Stampare un QR che si scansiona davvero: dimensione, contrasto e i due errori di design
Un QR che funziona a schermo può fallire una volta stampato. Tre proprietà lo decidono, e due di esse sono le prime cose che un grafico cambia.
Un codice QR non è un'immagine decorativa a cui chiediamo anche di essere leggibile. È un supporto di dati con delle tolleranze, e smette di funzionare di colpo quando le si supera, non gradualmente.
La dimensione: una regola semplice
Un lettore di telefono ha bisogno che ogni quadratino — ogni modulo — occupi diversi pixel sul suo sensore. La regola pratica sta in un rapporto:
il lato del QR ≈ un decimo della distanza di lettura.
Un QR letto a 30 cm, su un tavolo: bastano 3 cm di lato. Un QR su una vetrina, letto dal marciapiede a 2 metri: gliene servono 20. Un manifesto in alto letto a 5 metri: 50 cm, e non è negoziabile.
Sotto, non funziona «meno bene»: non funziona.
La zona di silenzio
Il QR ha bisogno di vuoto attorno a sé: l'equivalente di quattro moduli di larghezza, sui quattro lati. È ciò che permette al lettore di trovare dove comincia il codice.
È il vincolo che si perde più spesso in impaginazione, perché sembra un margine decorativo. Attaccare il QR al bordo di un volantino, o farci passare un filetto proprio accanto, rompe il rilevamento prima ancora della decodifica.
Il contrasto e il colore
I moduli devono essere scuri su chiaro. Il contrario — chiaro su scuro — fallisce su molti lettori, che per convenzione cercano moduli scuri.
Un inchiostro di marca pastello è la trappola classica. L'abbiamo misurato sulle nostre pagine: un QR in viola chiaro su bianco, a 3,37:1 di contrasto, non si decodifica, provato su sette risoluzioni e quattro trattamenti d'immagine. Lo stesso disegno in nero passa subito.
Se tieni al tuo colore, prendilo molto scuro. Un blu notte, un bordeaux profondo, un verde bosco funzionano. Un pastello, mai.
I due errori di design
Sono le due modifiche che un grafico fa spontaneamente, e sono esattamente le due che lo rompono.

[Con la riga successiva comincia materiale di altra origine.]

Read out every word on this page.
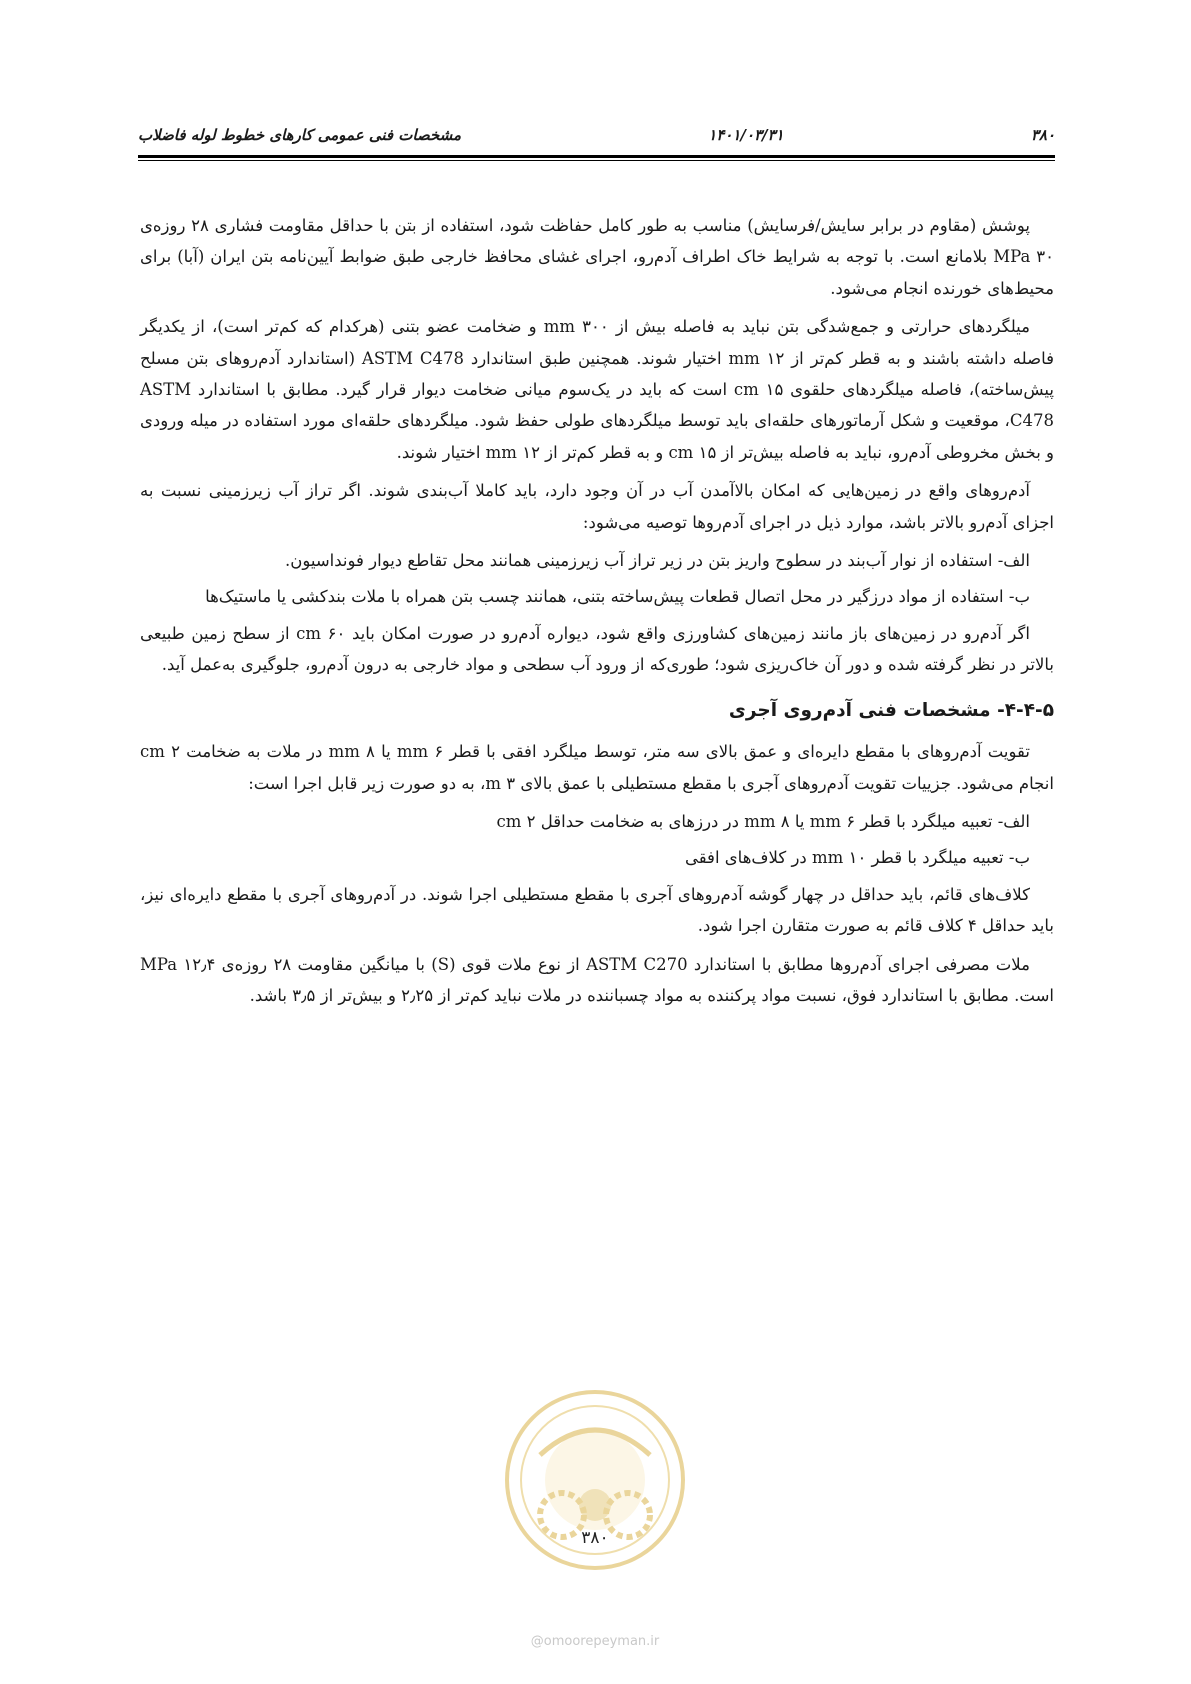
۳۸۰
۱۴۰۱/۰۳/۳۱
مشخصات فنی عمومی کارهای خطوط لوله فاضلاب

پوشش (مقاوم در برابر سایش/فرسایش) مناسب به طور کامل حفاظت شود، استفاده از بتن با حداقل مقاومت فشاری ۲۸ روزه‌ی MPa ۳۰ بلامانع است. با توجه به شرایط خاک اطراف آدم‌رو، اجرای غشای محافظ خارجی طبق ضوابط آیین‌نامه بتن ایران (آبا) برای محیط‌های خورنده انجام می‌شود.

میلگردهای حرارتی و جمع‌شدگی بتن نباید به فاصله بیش از ۳۰۰ mm و ضخامت عضو بتنی (هرکدام که کم‌تر است)، از یکدیگر فاصله داشته باشند و به قطر کم‌تر از ۱۲ mm اختیار شوند. همچنین طبق استاندارد ASTM C478 (استاندارد آدم‌روهای بتن مسلح پیش‌ساخته)، فاصله میلگردهای حلقوی ۱۵ cm است که باید در یک‌سوم میانی ضخامت دیوار قرار گیرد. مطابق با استاندارد ASTM C478، موقعیت و شکل آرماتورهای حلقه‌ای باید توسط میلگردهای طولی حفظ شود. میلگردهای حلقه‌ای مورد استفاده در میله ورودی و بخش مخروطی آدم‌رو، نباید به فاصله بیش‌تر از ۱۵ cm و به قطر کم‌تر از ۱۲ mm اختیار شوند.

آدم‌روهای واقع در زمین‌هایی که امکان بالاآمدن آب در آن وجود دارد، باید کاملا آب‌بندی شوند. اگر تراز آب زیرزمینی نسبت به اجزای آدم‌رو بالاتر باشد، موارد ذیل در اجرای آدم‌روها توصیه می‌شود:

الف- استفاده از نوار آب‌بند در سطوح واریز بتن در زیر تراز آب زیرزمینی همانند محل تقاطع دیوار فونداسیون.

ب- استفاده از مواد درزگیر در محل اتصال قطعات پیش‌ساخته بتنی، همانند چسب بتن همراه با ملات بندکشی یا ماستیک‌ها

اگر آدم‌رو در زمین‌های باز مانند زمین‌های کشاورزی واقع شود، دیواره آدم‌رو در صورت امکان باید cm ۶۰ از سطح زمین طبیعی بالاتر در نظر گرفته شده و دور آن خاک‌ریزی شود؛ طوری‌که از ورود آب سطحی و مواد خارجی به درون آدم‌رو، جلوگیری به‌عمل آید.

۴-۴-۵- مشخصات فنی آدم‌روی آجری

تقویت آدم‌روهای با مقطع دایره‌ای و عمق بالای سه متر، توسط میلگرد افقی با قطر ۶ mm یا ۸ mm در ملات به ضخامت ۲ cm انجام می‌شود. جزییات تقویت آدم‌روهای آجری با مقطع مستطیلی با عمق بالای ۳ m، به دو صورت زیر قابل اجرا است:

الف- تعبیه میلگرد با قطر ۶ mm یا ۸ mm در درزهای به ضخامت حداقل ۲ cm

ب- تعبیه میلگرد با قطر ۱۰ mm در کلاف‌های افقی

کلاف‌های قائم، باید حداقل در چهار گوشه آدم‌روهای آجری با مقطع مستطیلی اجرا شوند. در آدم‌روهای آجری با مقطع دایره‌ای نیز، باید حداقل ۴ کلاف قائم به صورت متقارن اجرا شود.

ملات مصرفی اجرای آدم‌روها مطابق با استاندارد ASTM C270 از نوع ملات قوی (S) با میانگین مقاومت ۲۸ روزه‌ی ۱۲٫۴ MPa است. مطابق با استاندارد فوق، نسبت مواد پرکننده به مواد چسباننده در ملات نباید کم‌تر از ۲٫۲۵ و بیش‌تر از ۳٫۵ باشد.

۳۸۰
@omoorepeyman.ir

- Distanziare i moduli. Pallini separati da un po' di bianco sono belli. Ma i tre quadrati d'angolo sono bande piene in un rapporto rigoroso, e spezzettarle le rende introvabili. Il lettore non guarda nemmeno il contenuto: non trova il codice.
- Il logo troppo grande. Un logo centrale è perfettamente possibile — la correzione d'errore del formato lo copre — ma consuma una riserva. Oltre circa un quarto del lato non resta più nulla per l'usura, la piega e il riflesso.
Prova su carta, non a schermo
La prova che conta si fa sul supporto finale, alla distanza reale, con la luce del luogo. Un QR validato su uno schermo da scrivania può fallire su carta opaca, in una sala in penombra, con un telefono di tre anni.
Stampane una copia. Scansionala da dove verrà letta. Sono due minuti, ed è l'unica misura che riguarda ciò che i tuoi clienti avranno davvero in mano.